Export your db as a searchable API in Rails

In a previous blog post we had talked about challenges faced when building large apis in Rails. One of them was that AR would limit you, especially in the index method (the /resources/ endpoint) where you GET all the resources but with some filters applied.

A typical resource method will be like that:

class Api::V1::PdsasController < Api::V1::BaseController
  def index
    pdsas = Pdsa.all
    pdsas = pdsas.where(id: params[:ids]) if params[:ids]
    pdsas = pdsas.scope_by(params[:scope]) if params[:scope]

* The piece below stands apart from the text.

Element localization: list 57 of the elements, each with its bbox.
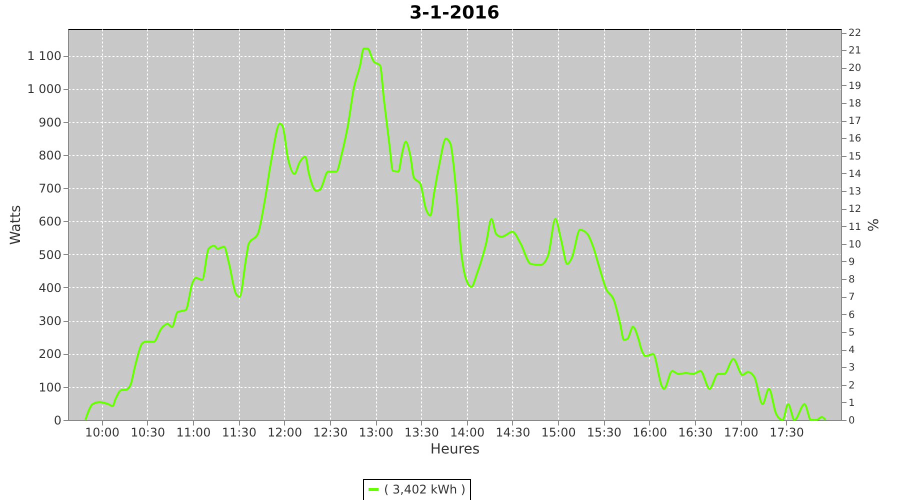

    [:unit_id, :act_status, :unit_category_id, :subject_id, :area_id].each do |prm|
      pdsas = pdsas.where(prm => params[prm]) unless params[prm].blank?
    end

    unless params[:start_date].blank?
      pdsas = pdsas.where('START_DATE >= ?', params[:start_date])
    end

    unless params[:end_date].blank?
      pdsas = pdsas.where('END_DATE <= ?', params[:end_date])
    end

    unless params[:name].blank?
      pdsas = pdsas.where('NAME ILIKE ?', "%#{params[:name]}%")
    end

    pdsas = policy_scope(pdsas)

    render json: pdsas, each_serializer: Api::V1::PdsaSerializer
  end
end

We can see various problems arising in such a controller:

  • You will repeat such filters in other controller too. For instance, the following pdsas = pdsas.where(id: params[:ids]) if params[:ids] is the least filter you will want to have in an API controller. By giving the ability to specify exactly which resources you need will increase your performance since you will return those resources only.
  • Date attributes of a resource should be have a better API. Now you can only get resources that have a greater or equal startdate and/or resources that have less or equal `enddate. We need many more filters here. What about resources with less thanstartdateor resources with less or equal thanstartdate` etc.
  • Usually, especially when you build an API not meant for public use, you will only declare filters that you really need. Essentially this leads to a non consistent APIs among different resources.
  • Filtering associations: What if you would want all Pdsas that belong to units that were created after a given datetime? Building that inside PdsasController will make you want to cry for refactoring :)

Refactoring round 1

So what can we do? One idea is to move all such filters to another class, say Api::V1::PdsaFilters.rb. Meaning:

class Api::V1::PdsasFilter
  attr_accessor :pdsas, :params

  def initialize(pdsas, params)
    @pdsas = pdsas
    @params = params
  end

  def collection
    self.pdsas = pdsas.where(id: params[:ids]) if params[:ids]
    self.pdsas = pdsas.scope_by(params[:scope]) if params[:scope]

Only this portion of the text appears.